رَبَّنَا ظَلَمْنَا أَنْفُسَنَا وَإِنْ لَمْ تَغْفِرْ لَنَا وَتَرْحَمْنَا لَنَكُونَنَّ مِنَ الْخَاسِرِينَ .

رَبَّنَا ءَامَنَّا بِمَا أَنْزَلْتَ وَاتَّبَعْنَا الرَّسُولَ فَاكْتُبْنَا مَعَ الشَّاهِدِينَ.

رَبَّنَا لَا تُزِغْ قُلُوبَنَا بَعْدَ إِذْ هَدَيْتَنَا وَهَبْ لَنَا مِنْ لَدُنْكَ رَحْمَةً إِنَّكَ أَنْتَ الْوَهَّابُ.
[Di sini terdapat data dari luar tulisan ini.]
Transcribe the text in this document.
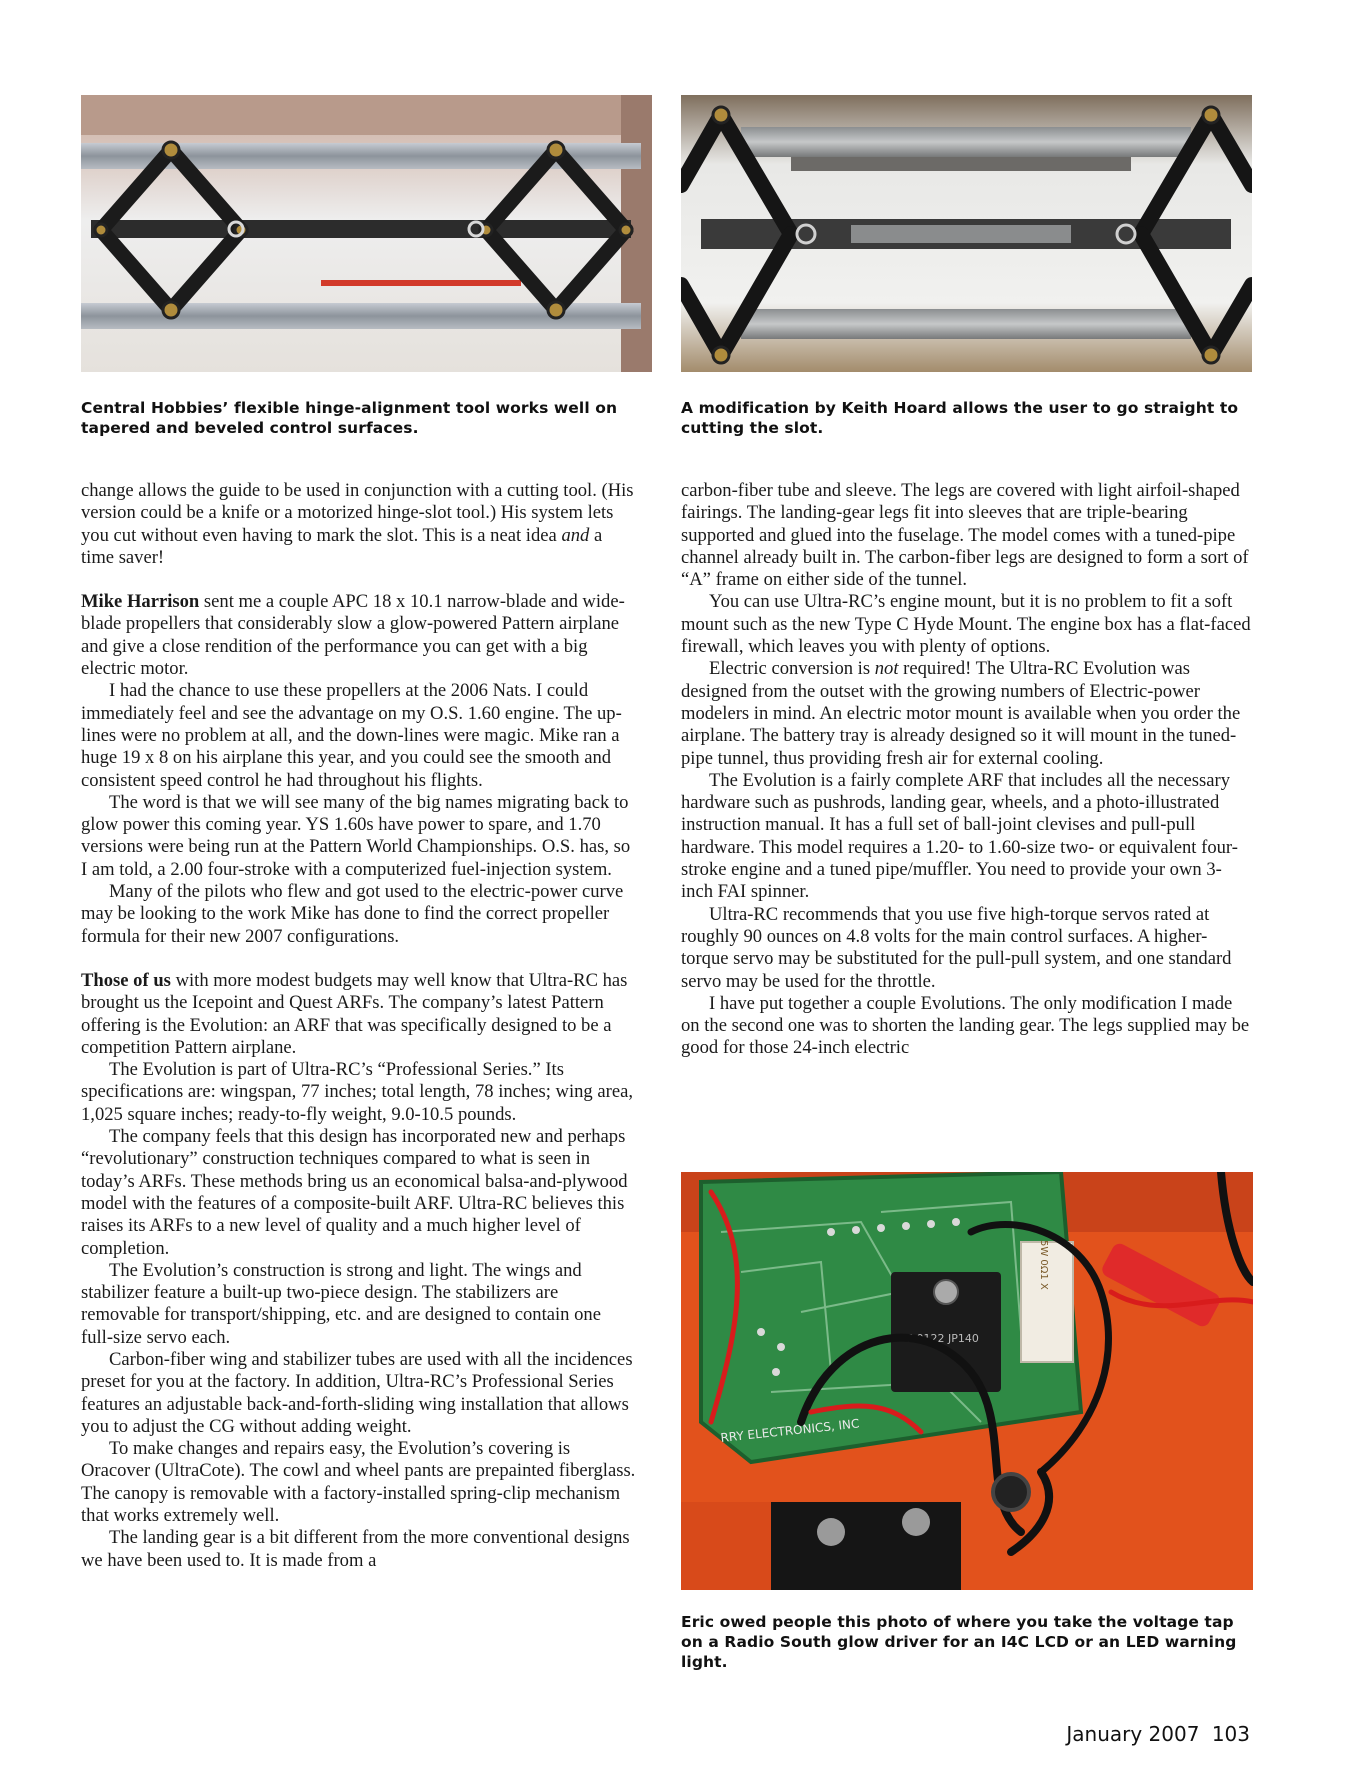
Central Hobbies’ flexible hinge-alignment tool works well on tapered and beveled control surfaces.
A modification by Keith Hoard allows the user to go straight to cutting the slot.

change allows the guide to be used in conjunction with a cutting tool. (His version could be a knife or a motorized hinge-slot tool.) His system lets you cut without even having to mark the slot. This is a neat idea and a time saver!

Mike Harrison sent me a couple APC 18 x 10.1 narrow-blade and wide-blade propellers that considerably slow a glow-powered Pattern airplane and give a close rendition of the performance you can get with a big electric motor.

I had the chance to use these propellers at the 2006 Nats. I could immediately feel and see the advantage on my O.S. 1.60 engine. The up-lines were no problem at all, and the down-lines were magic. Mike ran a huge 19 x 8 on his airplane this year, and you could see the smooth and consistent speed control he had throughout his flights.

The word is that we will see many of the big names migrating back to glow power this coming year. YS 1.60s have power to spare, and 1.70 versions were being run at the Pattern World Championships. O.S. has, so I am told, a 2.00 four-stroke with a computerized fuel-injection system.

Many of the pilots who flew and got used to the electric-power curve may be looking to the work Mike has done to find the correct propeller formula for their new 2007 configurations.

Those of us with more modest budgets may well know that Ultra-RC has brought us the Icepoint and Quest ARFs. The company’s latest Pattern offering is the Evolution: an ARF that was specifically designed to be a competition Pattern airplane.

The Evolution is part of Ultra-RC’s “Professional Series.” Its specifications are: wingspan, 77 inches; total length, 78 inches; wing area, 1,025 square inches; ready-to-fly weight, 9.0-10.5 pounds.

The company feels that this design has incorporated new and perhaps “revolutionary” construction techniques compared to what is seen in today’s ARFs. These methods bring us an economical balsa-and-plywood model with the features of a composite-built ARF. Ultra-RC believes this raises its ARFs to a new level of quality and a much higher level of completion.

The Evolution’s construction is strong and light. The wings and stabilizer feature a built-up two-piece design. The stabilizers are removable for transport/shipping, etc. and are designed to contain one full-size servo each.

Carbon-fiber wing and stabilizer tubes are used with all the incidences preset for you at the factory. In addition, Ultra-RC’s Professional Series features an adjustable back-and-forth-sliding wing installation that allows you to adjust the CG without adding weight.

To make changes and repairs easy, the Evolution’s covering is Oracover (UltraCote). The cowl and wheel pants are prepainted fiberglass. The canopy is removable with a factory-installed spring-clip mechanism that works extremely well.

The landing gear is a bit different from the more conventional designs we have been used to. It is made from a

carbon-fiber tube and sleeve. The legs are covered with light airfoil-shaped fairings. The landing-gear legs fit into sleeves that are triple-bearing supported and glued into the fuselage. The model comes with a tuned-pipe channel already built in. The carbon-fiber legs are designed to form a sort of “A” frame on either side of the tunnel.

You can use Ultra-RC’s engine mount, but it is no problem to fit a soft mount such as the new Type C Hyde Mount. The engine box has a flat-faced firewall, which leaves you with plenty of options.

Electric conversion is not required! The Ultra-RC Evolution was designed from the outset with the growing numbers of Electric-power modelers in mind. An electric motor mount is available when you order the airplane. The battery tray is already designed so it will mount in the tuned-pipe tunnel, thus providing fresh air for external cooling.

The Evolution is a fairly complete ARF that includes all the necessary hardware such as pushrods, landing gear, wheels, and a photo-illustrated instruction manual. It has a full set of ball-joint clevises and pull-pull hardware. This model requires a 1.20- to 1.60-size two- or equivalent four-stroke engine and a tuned pipe/muffler. You need to provide your own 3-inch FAI spinner.

Ultra-RC recommends that you use five high-torque servos rated at roughly 90 ounces on 4.8 volts for the main control surfaces. A higher-torque servo may be substituted for the pull-pull system, and one standard servo may be used for the throttle.

I have put together a couple Evolutions. The only modification I made on the second one was to shorten the landing gear. The legs supplied may be good for those 24-inch electric

7 0122 JP140
5W 0Ω1 X
RRY ELECTRONICS, INC
Eric owed people this photo of where you take the voltage tap on a Radio South glow driver for an I4C LCD or an LED warning light.
January 2007 103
اللَّهُمَّ انْجِ الْمُسْلِمِيْنَ اللَّهُمَّ انْجِ الْمُؤْمِنِيْنَ فىِ بِلاَدِ َفَلَسْطِيْنَ خَاصَّةً, وَفىِ بُلْدَانِ اْلمُؤْمِنِيْنَ عَامَّةً.
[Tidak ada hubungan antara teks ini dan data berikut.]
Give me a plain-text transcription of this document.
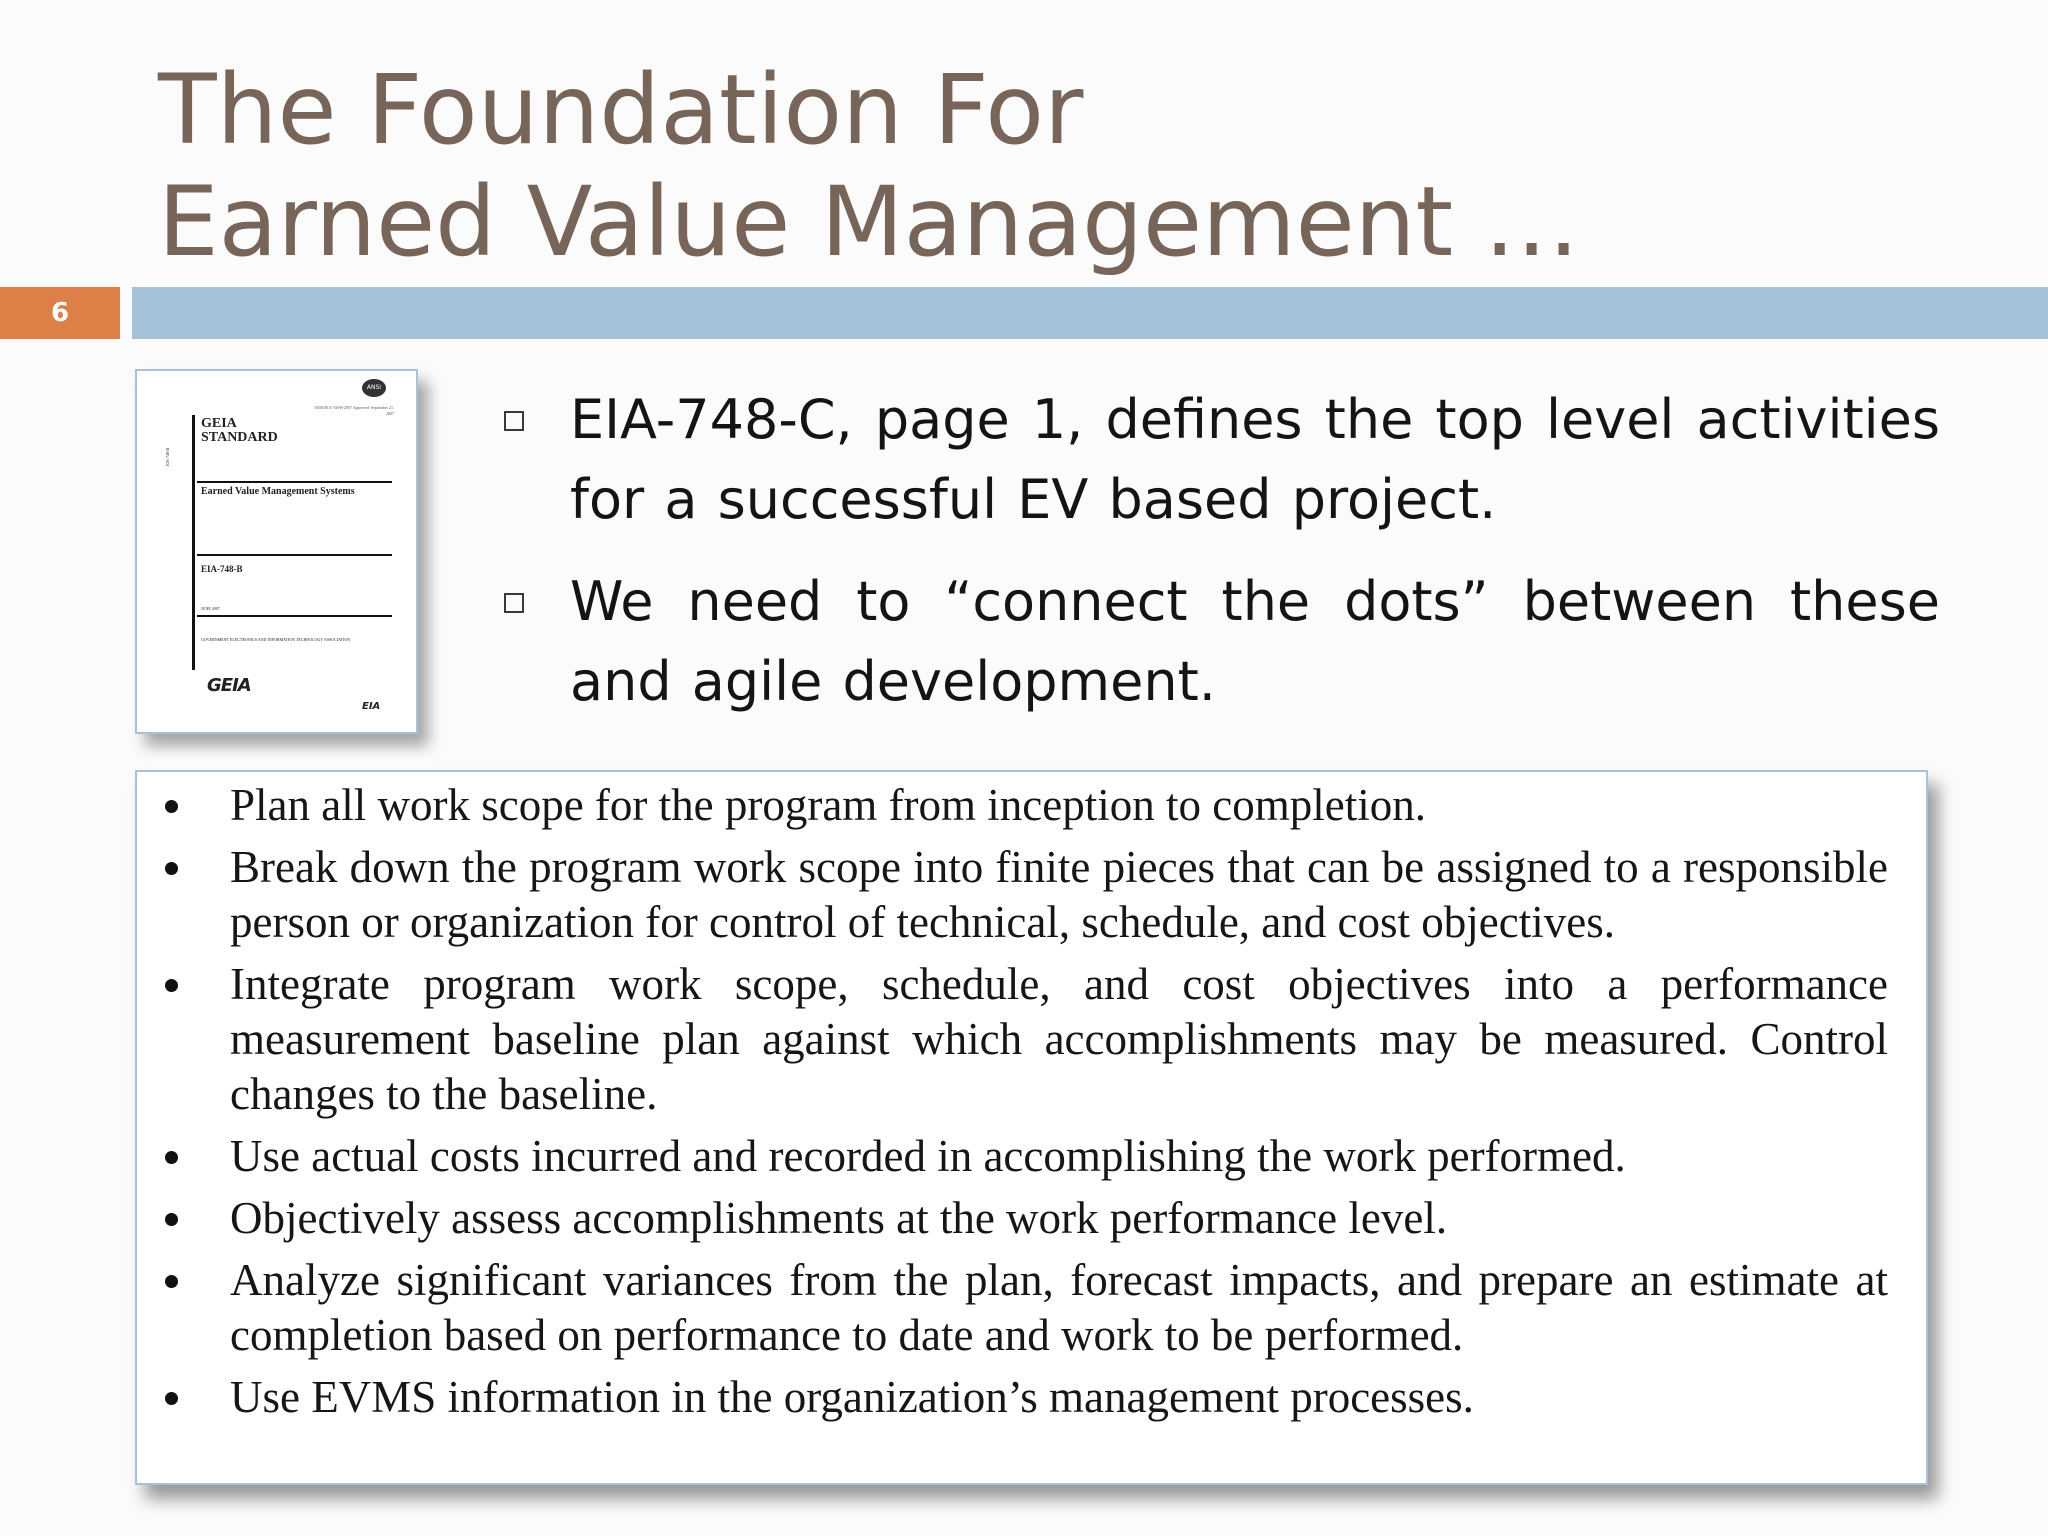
The Foundation For
Earned Value Management …
6
ANSI
ANSI/EIA-748-B-2007 Approved: September 21, 2007
EIA-748-B
GEIA STANDARD
Earned Value Management Systems
EIA-748-B
JUNE 2007
GOVERNMENT ELECTRONICS AND INFORMATION TECHNOLOGY ASSOCIATION
GEIA
EIA
EIA-748-C, page 1, defines the top level activities for a successful EV based project.
We need to “connect the dots” between these and agile development.
Plan all work scope for the program from inception to completion.
Break down the program work scope into finite pieces that can be assigned to a responsible person or organization for control of technical, schedule, and cost objectives.
Integrate program work scope, schedule, and cost objectives into a performance measurement baseline plan against which accomplishments may be measured. Control changes to the baseline.
Use actual costs incurred and recorded in accomplishing the work performed.
Objectively assess accomplishments at the work performance level.
Analyze significant variances from the plan, forecast impacts, and prepare an estimate at completion based on performance to date and work to be performed.
Use EVMS information in the organization’s management processes.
اللَّهُمَّ اشْدُدْ وَطْأَتَكَ عَلَى الكُفَّارِ وَشُرَكَائِهِمْ. اللَّهُمَّ وَشَطَّطْ شَمْلَهُمْ وَفَرِّقْ جَمْعَهُمْ اللَّهُمَّ اهْزِمْهُمْ وَزَلْزِلْهُمْ.
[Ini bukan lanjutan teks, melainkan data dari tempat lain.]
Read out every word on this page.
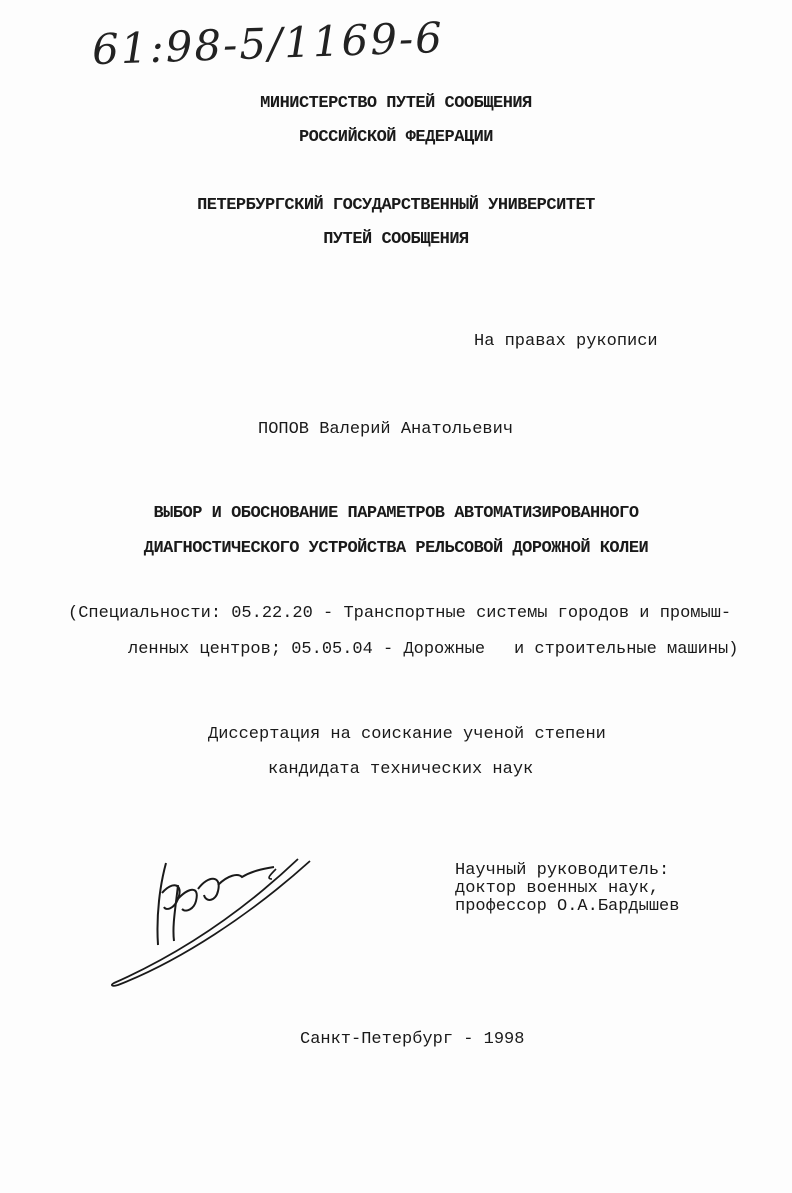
61:98-5/1169-6
МИНИСТЕРСТВО ПУТЕЙ СООБЩЕНИЯ
РОССИЙСКОЙ ФЕДЕРАЦИИ
ПЕТЕРБУРГСКИЙ ГОСУДАРСТВЕННЫЙ УНИВЕРСИТЕТ
ПУТЕЙ СООБЩЕНИЯ
На правах рукописи
ПОПОВ Валерий Анатольевич
ВЫБОР И ОБОСНОВАНИЕ ПАРАМЕТРОВ АВТОМАТИЗИРОВАННОГО
ДИАГНОСТИЧЕСКОГО УСТРОЙСТВА РЕЛЬСОВОЙ ДОРОЖНОЙ КОЛЕИ
(Специальности: 05.22.20 - Транспортные системы городов и промыш-
ленных центров; 05.05.04 - Дорожные и строительные машины)
Диссертация на соискание ученой степени
кандидата технических наук
Научный руководитель:
доктор военных наук,
профессор О.А.Бардышев
Санкт-Петербург - 1998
أَللَّهُمَّ احْيِ اْلمُسْلِمِيْنَ  وَاِمَامَهُمْ  بِجَمَاعَةِ  اْلمُسْلِمِيْنَ حَيَاةً  كَامِلَةً طَيِّبَةً وَارْزُقْهُمْ  قُوَّةً  غَالِبَةً عَلَى كُلِّ  بَاطِلٍ وَظَالِمٍ وَسُوْءٍ  وَفَاحِشٍ  وَمُنْكَرٍ.

رَبَّنَا اَتِنَا فِىْ الدُّنْيَا حَسَنَةً وَفِى ْالأَخِرَةِ حَسَنَةً وَقِنَا عَذَابَ النَّارِ. وَأَدْخِلْنَا الْجَنَّةَ مَعَ اْلأَبْرَارِ يَا عَزِيْزٌ يَا غَفَّارٌ يَا رَبَّ الْعَالَمِيْنَ.

سُبْحَانَ رَبِّكَ رَبِّ الْعِزَّةِ عَمَّا يَصِفُوْنَ وَسَلاَمٌ عَلَى الْمُرْسَلِيْنَ وَ الْحَمْدُ للهِ رَبِّ اْلعَالَمِيْنَ. تَقَبَّلَ اللهُ مِنَّاوَمِنْكُمْ, تَقَبَّلْ يَاكَرِيْم.